Nope. I'm assuming you're familiar with the legal concept of the "reasonable observer". The monument was just there, by itself, with no surrounding context, which means a reasonable observer would perceive it as a religious monument, rather than something to do with US history.
In front of a church I'd tend to agree. But on public land? Not so much. Also, which religion? There are two entwined here. Now the easiest way to clear up any potential ambiguity would be a plaque setting out the nature of the recognition.
THIS ARTICLE[/URL] pretty much sums it up.
I'll give it a look. Again, not every claim is an equal one and it will depend on the actual litmus. If the Ten Commandments is historical recognition the Satanists won't have a leg to stand on.
I don't follow you at all here. You seem to be arguing that if, in erecting religious monuments the government has to be inclusive of other religions, then when it erects monuments to people it is therefore mandated to erect monuments to everyone.
If that's what you're saying, I have a hard time seeing that as even worth considering.
No, the quoted paragraph was simply a discussion of monuments and what they tend to recognize. At least that was the part you quoted before your response.
Well, I suppose if you want to hold out for the legal climate to change to where the government will be allowed to promote and endorse Christianity while excluding all other religions....knock yourself out. I wouldn't hold my breath though.
You can keep misrepresenting my part of go after establishing the reasonableness of your own. Rather, I don't think recognition is promoting, except in a thing sense that any recognition could be called that and we recognize individuals and groups all the time for extraordinary contributions to the compact.
Ok, so when you said, "I noted it wouldn't work to advance and wasn't in this instance advancing a religion", what exactly is the difference between advancing a religion and advancing a religious viewpoint?
A "religious viewpoint" is only a perspective. A religion is a context. Anyone can have a viewpoint. I can have a view of politics without endorsing or investing in it.
I wrote: "And my response would be that erecting a tomb for the U.S. Grant doesn't entitle every officer to the same recognition, though some may have it conferred."
See above. Too ridiculous to bother with.
That's what I'd write if I a) didn't have a counter or b) didn't understand what I was attempting to counter. But it remains true that a monument erected to an individual or a group doesn't establish the same claim by any other. And so, a case by case examination of the point and the merit.

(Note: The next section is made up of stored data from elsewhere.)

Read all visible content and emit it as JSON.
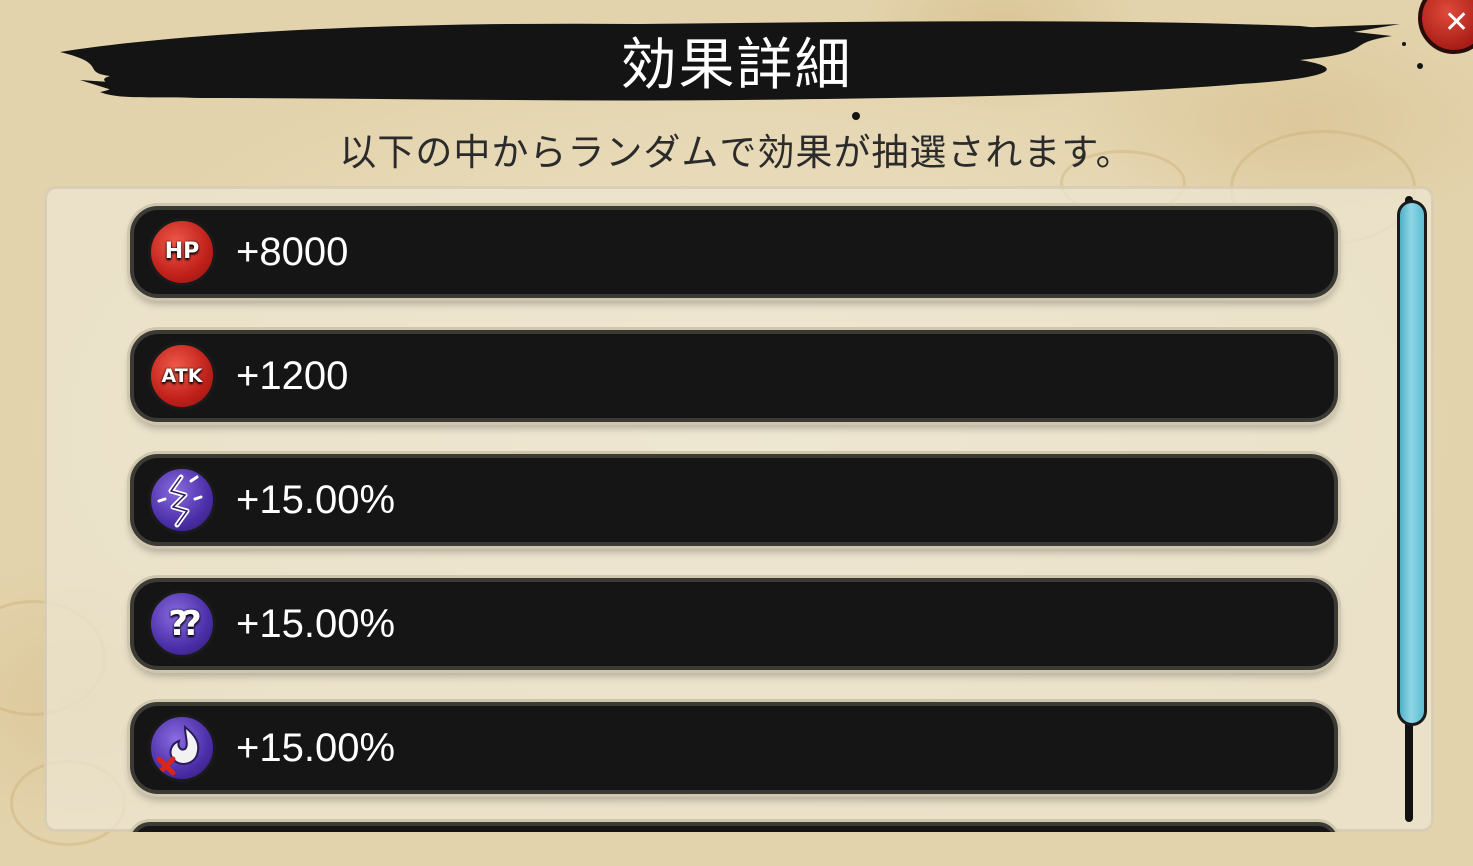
{
  "dialog": {
    "title": "効果詳細",
    "subtitle": "以下の中からランダムで効果が抽選されます。",
    "close_icon": "close-icon"
  },
  "effects": [
    {
      "icon": "hp-icon",
      "icon_text": "HP",
      "value": "+8000",
      "color": "#c0201a"
    },
    {
      "icon": "atk-icon",
      "icon_text": "ATK",
      "value": "+1200",
      "color": "#c0201a"
    },
    {
      "icon": "lightning-crack-icon",
      "icon_text": "",
      "value": "+15.00%",
      "color": "#4b2fa8"
    },
    {
      "icon": "question-marks-icon",
      "icon_text": "",
      "value": "+15.00%",
      "color": "#4b2fa8"
    },
    {
      "icon": "flame-cancel-icon",
      "icon_text": "",
      "value": "+15.00%",
      "color": "#4b2fa8"
    }
  ],
  "scrollbar": {
    "position": 0.0,
    "visible_fraction": 0.84,
    "color": "#7ccbe0"
  }
}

Exactly. Government erecting a monument to Christianity while excluding all others confers preferential status to Christianity and relegates the other faiths to second-class status. That's illegal.
Here's what actually happened. You asked what would constitute preferential treatment of a class. I answered: "Something that carries a discernible advantage, like opportunity for employment, advancement or the like. At best you could argue status, but I don't know that any monument ever did more that reflect a status."
No one has a right to a statue or recognition and giving recognition isn't excluding anyone. Now if the litmus was a "Christian's only need apply" you'd have a point, instead of a repetition/declaration of the same toothless assertion you've parroted prior.
Well what else do you think it says when the government erects monuments to Christianity in public spaces, while excluding all others? If that's not "Christianity only in our public spaces", what is
?
Same answer. Recognizing Grant isn't "excluding" all other officers who served ably in the Civil War. Excluding is something different.
Sorry, but my education isn't in question, while your ability to meet a rational rebuttal, at this point, is another thing altogether. So unless you actually want to argue that we don't and can't know the world isn't flat or that barium doesn't exist the point is made and you're simply being a poor sport. Science can tell us a great deal. It simply can't tell us everything.
Now wait a second. When I noted that my side of this issue has been consistently winning in court, you brought up previous court rulings regarding slavery when you responded "Why did Courts once rule people were property?". So you first brought up the "legal opinions change" concept in the context of slavery.
Yet when I flip that around and adopt the same line of reasoning and apply it to the other side of the slavery issue, suddenly it's "a different animal".
Rather, I've said prior that there are things fundamental to the compact that are only altered with an enormous effort and there are considerations that aren't as integral to the stability of the compact.
For instance, when some were opining that homosexual marriage would lead to NAMBLA victories at some point I responded that much of our law is predicated on contract and contract rests, in large part, on capacity and the ability to give informed consent, that to attempt to advance NAMBLA would be to threaten that foundational truth upon which so much of the law rests, making it all but impossible to achieve absent the sort of upheaval that would make other worries moot.
Trying to have it both ways, eh?
No, you're just not paying attention.